As a counter-question, what is an oil crisis? A lively debate has broken out in the last years over this definition. According to the classical version, oil shortages as in the seventies were suddenly triggers for rapidly rising oil prices that then caused the economy of importing countries to slacken. Although recessions actually followed these oil price jumps, the causal connection has been put in question since then. One time it simply took too long between cause and effect. Another time economic models could not explain why the oil price increases alone pulled down the economy. Why the lowest price for oil after 1986 did not cause a boom was a puzzle. Still today some economists make the reactions of central banks responsible for “oil crises,” not the oil price jumps. These banks raised interests out of fear of inflation.

In the meantime a majority opinion has formed among economists. “Oil crises” occurred when the price fluctuations were very powerful or very incalculable. However the greatest problem in the eyes of commentators seems to lie elsewhere when one follows the development in 2005. Before the disturbances through Katrina and Rita, most oil experts assumed that oil would remain expensive for years. Countries like China and India that for a long while consumed 15 percent of the world’s crude oil would need much greater quantities in the future. Instead of a brief shock on the oil market, a permanent crisis would be provoked.

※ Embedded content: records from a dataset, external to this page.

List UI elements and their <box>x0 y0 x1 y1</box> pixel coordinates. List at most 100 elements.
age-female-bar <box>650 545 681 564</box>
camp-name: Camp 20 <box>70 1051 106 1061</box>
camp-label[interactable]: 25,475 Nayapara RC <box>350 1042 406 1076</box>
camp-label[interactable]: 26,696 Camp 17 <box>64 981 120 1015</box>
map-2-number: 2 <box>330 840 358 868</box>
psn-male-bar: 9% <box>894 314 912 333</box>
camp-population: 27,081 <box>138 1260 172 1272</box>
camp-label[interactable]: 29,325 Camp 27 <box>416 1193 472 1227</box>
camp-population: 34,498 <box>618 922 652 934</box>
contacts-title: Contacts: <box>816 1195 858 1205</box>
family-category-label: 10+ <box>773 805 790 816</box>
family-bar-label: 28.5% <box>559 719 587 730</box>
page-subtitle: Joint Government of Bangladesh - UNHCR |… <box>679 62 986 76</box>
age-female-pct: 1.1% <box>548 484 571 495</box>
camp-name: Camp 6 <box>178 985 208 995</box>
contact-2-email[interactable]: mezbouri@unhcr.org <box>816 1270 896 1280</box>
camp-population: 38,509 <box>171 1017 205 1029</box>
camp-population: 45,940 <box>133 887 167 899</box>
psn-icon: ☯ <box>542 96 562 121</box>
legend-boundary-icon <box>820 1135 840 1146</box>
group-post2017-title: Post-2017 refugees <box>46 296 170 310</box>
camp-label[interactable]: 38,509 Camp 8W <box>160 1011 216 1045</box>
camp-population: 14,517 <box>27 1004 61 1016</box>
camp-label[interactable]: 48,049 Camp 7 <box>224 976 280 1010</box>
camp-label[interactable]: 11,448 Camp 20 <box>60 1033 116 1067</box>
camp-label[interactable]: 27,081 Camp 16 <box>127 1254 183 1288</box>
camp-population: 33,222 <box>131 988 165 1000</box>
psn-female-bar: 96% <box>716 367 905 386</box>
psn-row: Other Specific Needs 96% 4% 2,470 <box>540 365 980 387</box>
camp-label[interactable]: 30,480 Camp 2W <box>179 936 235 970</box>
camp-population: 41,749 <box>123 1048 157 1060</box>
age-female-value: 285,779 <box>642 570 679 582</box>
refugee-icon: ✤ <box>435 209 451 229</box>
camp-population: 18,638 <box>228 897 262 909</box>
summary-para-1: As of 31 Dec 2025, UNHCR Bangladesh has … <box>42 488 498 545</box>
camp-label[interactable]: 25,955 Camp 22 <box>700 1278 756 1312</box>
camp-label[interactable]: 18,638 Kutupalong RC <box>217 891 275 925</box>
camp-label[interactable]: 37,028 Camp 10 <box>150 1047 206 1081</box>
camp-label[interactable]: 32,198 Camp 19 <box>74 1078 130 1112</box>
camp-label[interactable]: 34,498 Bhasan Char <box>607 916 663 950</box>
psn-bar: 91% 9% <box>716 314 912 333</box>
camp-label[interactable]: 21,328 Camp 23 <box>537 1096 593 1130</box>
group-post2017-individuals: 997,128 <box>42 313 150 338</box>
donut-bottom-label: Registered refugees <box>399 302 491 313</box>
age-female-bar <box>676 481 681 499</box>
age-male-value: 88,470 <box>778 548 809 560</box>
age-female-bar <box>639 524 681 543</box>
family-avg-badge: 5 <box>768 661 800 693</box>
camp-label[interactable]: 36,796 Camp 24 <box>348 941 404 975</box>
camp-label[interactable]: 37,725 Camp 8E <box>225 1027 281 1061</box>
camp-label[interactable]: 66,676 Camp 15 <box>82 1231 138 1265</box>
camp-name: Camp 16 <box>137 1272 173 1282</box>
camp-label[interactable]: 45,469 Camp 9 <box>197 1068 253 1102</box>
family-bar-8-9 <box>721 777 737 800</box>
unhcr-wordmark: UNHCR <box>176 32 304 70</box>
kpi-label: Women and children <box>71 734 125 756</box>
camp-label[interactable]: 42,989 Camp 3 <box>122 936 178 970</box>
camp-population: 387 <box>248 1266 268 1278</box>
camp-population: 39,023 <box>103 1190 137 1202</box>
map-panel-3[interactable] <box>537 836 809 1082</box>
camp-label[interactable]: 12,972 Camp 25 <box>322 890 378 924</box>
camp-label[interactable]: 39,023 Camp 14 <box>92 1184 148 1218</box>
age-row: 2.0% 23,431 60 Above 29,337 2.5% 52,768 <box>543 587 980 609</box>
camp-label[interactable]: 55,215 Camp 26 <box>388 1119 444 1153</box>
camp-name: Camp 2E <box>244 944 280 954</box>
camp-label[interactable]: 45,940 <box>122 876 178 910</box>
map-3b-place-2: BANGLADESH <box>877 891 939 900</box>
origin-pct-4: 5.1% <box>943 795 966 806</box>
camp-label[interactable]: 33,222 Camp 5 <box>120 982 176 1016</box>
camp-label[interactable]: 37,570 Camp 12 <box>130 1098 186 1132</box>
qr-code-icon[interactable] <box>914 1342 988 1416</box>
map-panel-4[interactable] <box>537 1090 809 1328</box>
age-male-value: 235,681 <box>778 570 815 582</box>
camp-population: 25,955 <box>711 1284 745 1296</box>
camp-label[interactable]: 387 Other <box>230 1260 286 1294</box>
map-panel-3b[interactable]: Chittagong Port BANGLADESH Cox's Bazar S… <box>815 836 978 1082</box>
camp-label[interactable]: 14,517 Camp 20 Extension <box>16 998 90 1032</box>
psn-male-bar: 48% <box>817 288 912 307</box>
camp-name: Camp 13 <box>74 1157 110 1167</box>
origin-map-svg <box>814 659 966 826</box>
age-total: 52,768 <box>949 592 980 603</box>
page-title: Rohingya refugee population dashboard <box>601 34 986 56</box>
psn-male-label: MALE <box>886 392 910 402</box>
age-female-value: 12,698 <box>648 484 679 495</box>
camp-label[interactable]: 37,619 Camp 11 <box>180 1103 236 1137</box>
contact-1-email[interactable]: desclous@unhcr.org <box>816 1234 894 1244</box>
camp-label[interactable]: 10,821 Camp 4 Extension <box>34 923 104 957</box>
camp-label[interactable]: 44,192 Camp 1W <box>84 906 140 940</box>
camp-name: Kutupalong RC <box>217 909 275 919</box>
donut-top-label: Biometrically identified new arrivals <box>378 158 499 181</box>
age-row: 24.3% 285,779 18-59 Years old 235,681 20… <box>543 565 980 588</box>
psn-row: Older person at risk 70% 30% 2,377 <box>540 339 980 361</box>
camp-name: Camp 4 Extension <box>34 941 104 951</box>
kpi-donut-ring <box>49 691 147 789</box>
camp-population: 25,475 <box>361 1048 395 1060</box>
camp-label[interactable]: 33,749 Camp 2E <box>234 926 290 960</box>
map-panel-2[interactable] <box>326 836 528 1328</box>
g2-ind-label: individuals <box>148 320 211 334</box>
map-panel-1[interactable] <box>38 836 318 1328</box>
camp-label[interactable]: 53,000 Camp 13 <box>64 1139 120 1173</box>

According to usual estimates, the oil reserves of the world will last 40 to 70 years depending on how much easily producible oil is found, how many cars are driven in China and India and how quick is the technical progress in developing alternative energies or in producing oil from oil shale. The international Monetary Fund expects that the shortages will be felt in constantly increasing prices in the next decade – and that the price of oil in 2030 will be between $39 and $56.

That would certainly be lower than today. A closer view reveals that the scenario of constantly rising oil prices will not alarm America or the world economy. Firstly, it would reflect a healthy demand development in China, which would be better than the much-quoted possibility of a crash of the Chinese economy. Secondly, constant price increases will probably cause free market adjustment processes, more investments in exploitation and greater competitiveness of alternative energies. On top of that, the tapping of largely undiscovered sources of energy will reward efficiency. Finally, the extreme gas thirst of cars today is an essential reason for the high oil consumption.

However there is another scenario for an “oil crisis” in America that would be similar to past experiences: a sudden price jump on the oil markets in an unstable environment could accelerate the loss of trust in the American economy.

Back to the hurricanes. Meteorologists warn that more cyclones could follow allied with more nasty psychological blows. The winter approaches. American households must buy their heating oil for the first time at the new higher prices. The hesitant reaction of the Bush administration to the flooding of New Orleans has shattered American self-assurance. In Washington, reconstruction costs are estimated in the three-digit billions fomenting the fear of higher state debts. The news from Iraq is bad.

The trust of American consumers in the economic future has already suffered greatly. This trust has hit its lowest level since 1992. Americans expect less growth and more inflation. Therefore the alarm bells sound among economic observers because the US economy for years has lived from households accepting more and more debts and buying vigorously in belief in a rosy future. Enormous economic imbalances have been created, a negative saving rate and a balance of payments deficit soaring to seven percent of the total economic power. The shopping rage of American consumers has kept the world economy going up to now.

Meteorologists may have granted a pause after Katrina and Rita. The economic watchmen should remain at their posts.